France | France, Cour administrative d'appel de Versailles, 3ème chambre, 27 mai 2021, 18VE03025


Vu la procédure suivante :

Procédure contentieuse antérieure :

Par une instance n° 1603612, enregistrée le 17 mai 2016, M. B... a demandé au tribunal administratif de Versailles d'annuler la décision implicite de rejet du ministre de la défense née à la suite du recours administratif préalable dirigé contre la décision du 16 septembre 2015 par laquelle le commandant du centre expert des ressources humaines et de la solde lui a notifié un trop-perçu d'un montant de 1 199,78 euros.

Par une instance n° 1703284, enregistrée le 12 mai 2017, M. B... a demandé

au tribunal administratif de Versailles, d'une part, d'annuler la décision implicit...
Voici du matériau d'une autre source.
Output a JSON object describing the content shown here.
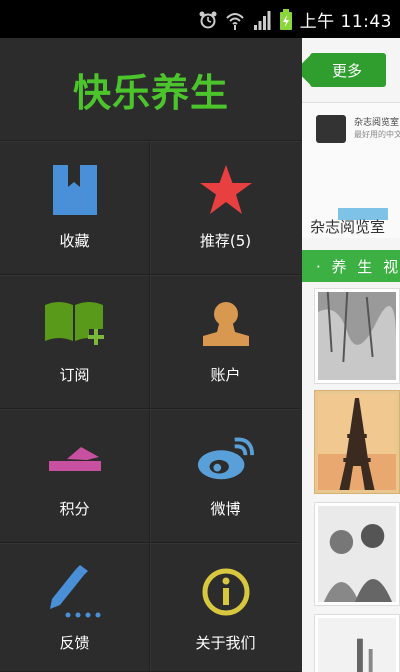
{
  "status_bar": {
    "time": "上午 11:43",
    "icons": [
      "alarm-icon",
      "wifi-icon",
      "signal-icon",
      "battery-icon"
    ]
  },
  "drawer": {
    "app_title": "快乐养生",
    "menu": [
      {
        "label": "收藏",
        "icon": "bookmark-icon",
        "color": "#4a90d9"
      },
      {
        "label": "推荐(5)",
        "icon": "star-icon",
        "color": "#e84040"
      },
      {
        "label": "订阅",
        "icon": "book-add-icon",
        "color": "#5a9a1a"
      },
      {
        "label": "账户",
        "icon": "user-icon",
        "color": "#d89850"
      },
      {
        "label": "积分",
        "icon": "points-icon",
        "color": "#c850a0"
      },
      {
        "label": "微博",
        "icon": "weibo-icon",
        "color": "#5aa0d8"
      },
      {
        "label": "反馈",
        "icon": "pencil-icon",
        "color": "#4a90d9"
      },
      {
        "label": "关于我们",
        "icon": "info-icon",
        "color": "#d8c840"
      }
    ]
  },
  "content": {
    "more_button": "更多",
    "ad": {
      "line1": "杂志阅览室",
      "line2": "最好用的中文",
      "caption": "杂志阅览室"
    },
    "section_title": "· 养 生 视"
  },
  "colors": {
    "accent_green": "#4cc42c",
    "drawer_bg": "#2c2c2c"
  }
}
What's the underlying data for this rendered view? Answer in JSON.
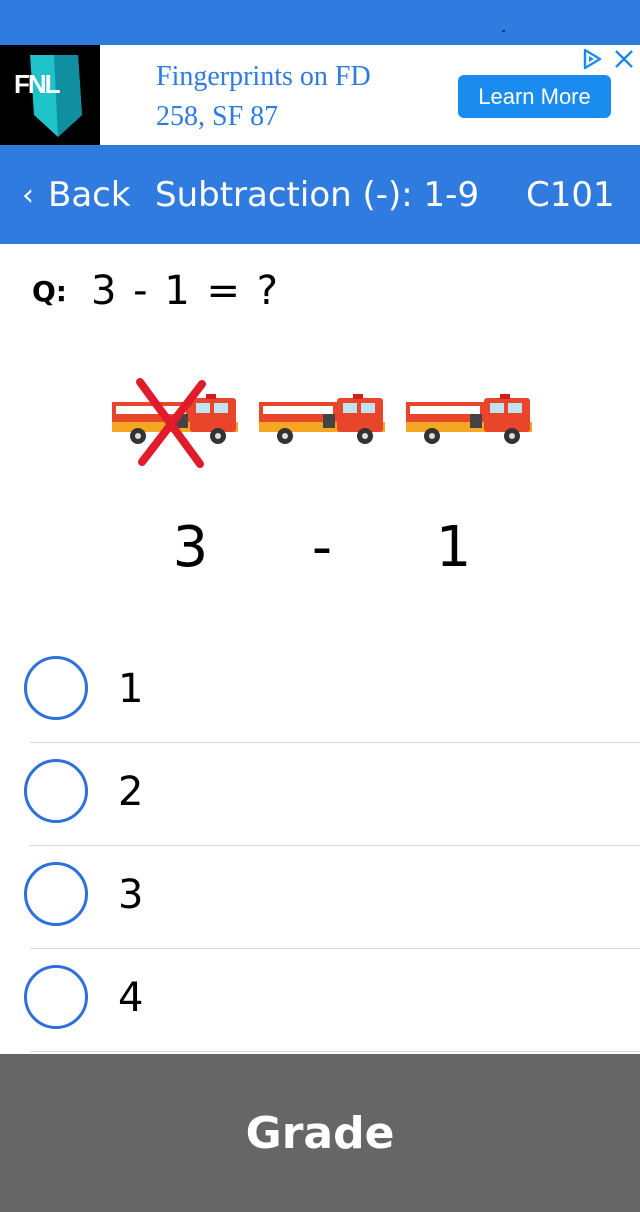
{
  "ad": {
    "brand": "FNL",
    "headline_line1": "Fingerprints on FD",
    "headline_line2": "258, SF 87",
    "cta": "Learn More",
    "choices_icon": "ad-choices-icon",
    "close_icon": "close-icon"
  },
  "nav": {
    "back_chevron": "‹",
    "back_label": "Back",
    "title": "Subtraction (-): 1-9",
    "code": "C101"
  },
  "question": {
    "prefix": "Q:",
    "text": "3 - 1 = ?"
  },
  "illustration": {
    "truck_count": 3,
    "crossed_out_count": 1,
    "expression_left": "3",
    "expression_op": "-",
    "expression_right": "1"
  },
  "options": [
    {
      "label": "1",
      "selected": false
    },
    {
      "label": "2",
      "selected": false
    },
    {
      "label": "3",
      "selected": false
    },
    {
      "label": "4",
      "selected": false
    }
  ],
  "footer": {
    "grade_label": "Grade"
  },
  "colors": {
    "primary": "#2f7be0",
    "radio_border": "#2f6fdc",
    "grade_bar": "#666666",
    "cross": "#e01b2c",
    "truck_red": "#e8452a",
    "truck_orange": "#f5a623"
  }
}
Vu la procédure suivante :

Procédure contentieuse antérieure :

Par une instance n° 1603612, enregistrée le 17 mai 2016, M. B... a demandé au tribunal administratif de Versailles d'annuler la décision implicite de rejet du ministre de la défense née à la suite du recours administratif préalable dirigé contre la décision du 16 septembre 2015 par laquelle le commandant du centre expert des ressources humaines et de la solde lui a notifié un trop-perçu d'un montant de 1 199,78 euros.

Par une instance n° 1703284, enregistrée le 12 mai 2017, M. B... a demandé au tribunal administratif de Versailles, d'une part, d'annuler la décision implicite de rejet de sa réclamation préalable contre le titre de perception émis le 27 mai 2016, ensemble le titre de perception émis le 27 mai 2016 et la majoration appliquée sur la somme de 1 200 euros et d'autre part, de prononcer la décharge totale de la somme mise à sa charge.
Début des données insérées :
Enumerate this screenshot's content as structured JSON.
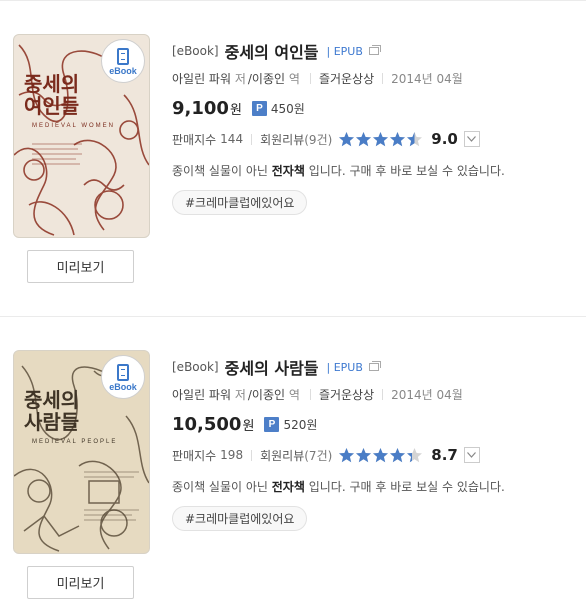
{
  "items": [
    {
      "badge": "eBook",
      "cover_title_line1": "중세의",
      "cover_title_line2": "여인들",
      "cover_subtitle": "MEDIEVAL WOMEN",
      "category": "[eBook]",
      "title": "중세의 여인들",
      "format": "EPUB",
      "author": "아일린 파워",
      "author_role": "저",
      "translator": "/이종인",
      "translator_role": "역",
      "publisher": "즐거운상상",
      "date": "2014년 04월",
      "price": "9,100",
      "currency": "원",
      "point_icon": "P",
      "points": "450원",
      "sales_label": "판매지수",
      "sales_value": "144",
      "review_label": "회원리뷰",
      "review_count": "(9건)",
      "stars": 4.5,
      "rating": "9.0",
      "desc_prefix": "종이책 실물이 아닌 ",
      "desc_bold": "전자책",
      "desc_suffix": " 입니다. 구매 후 바로 보실 수 있습니다.",
      "tag": "#크레마클럽에있어요",
      "preview_label": "미리보기"
    },
    {
      "badge": "eBook",
      "cover_title_line1": "중세의",
      "cover_title_line2": "사람들",
      "cover_subtitle": "MEDIEVAL PEOPLE",
      "category": "[eBook]",
      "title": "중세의 사람들",
      "format": "EPUB",
      "author": "아일린 파워",
      "author_role": "저",
      "translator": "/이종인",
      "translator_role": "역",
      "publisher": "즐거운상상",
      "date": "2014년 04월",
      "price": "10,500",
      "currency": "원",
      "point_icon": "P",
      "points": "520원",
      "sales_label": "판매지수",
      "sales_value": "198",
      "review_label": "회원리뷰",
      "review_count": "(7건)",
      "stars": 4.35,
      "rating": "8.7",
      "desc_prefix": "종이책 실물이 아닌 ",
      "desc_bold": "전자책",
      "desc_suffix": " 입니다. 구매 후 바로 보실 수 있습니다.",
      "tag": "#크레마클럽에있어요",
      "preview_label": "미리보기"
    }
  ],
  "colors": {
    "accent": "#3f7ad0",
    "star": "#4a7dc6",
    "star_empty": "#d4d4d4"
  }
}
Par un jugement nos 1603612-1703284 en date du 18 juin 2018, le tribunal administratif de Versailles a, d'une part, annulé la décision implicite de rejet du ministre de la défense prise à la suite du recours administratif préalable formé par M. B... ainsi que le titre de perception émis le 27 mai 2016 par la direction régionale des finances publiques de la Région Provence-Alpes-Côte d'Azur et des Bouches-du-Rhône en tant qu'il met à la charge de l'intéressé une somme supérieure à 1040 euros, et d'autre part, l'a déchargé de la majoration de 10% afférente au titre de perception émis le 27 mai 2016.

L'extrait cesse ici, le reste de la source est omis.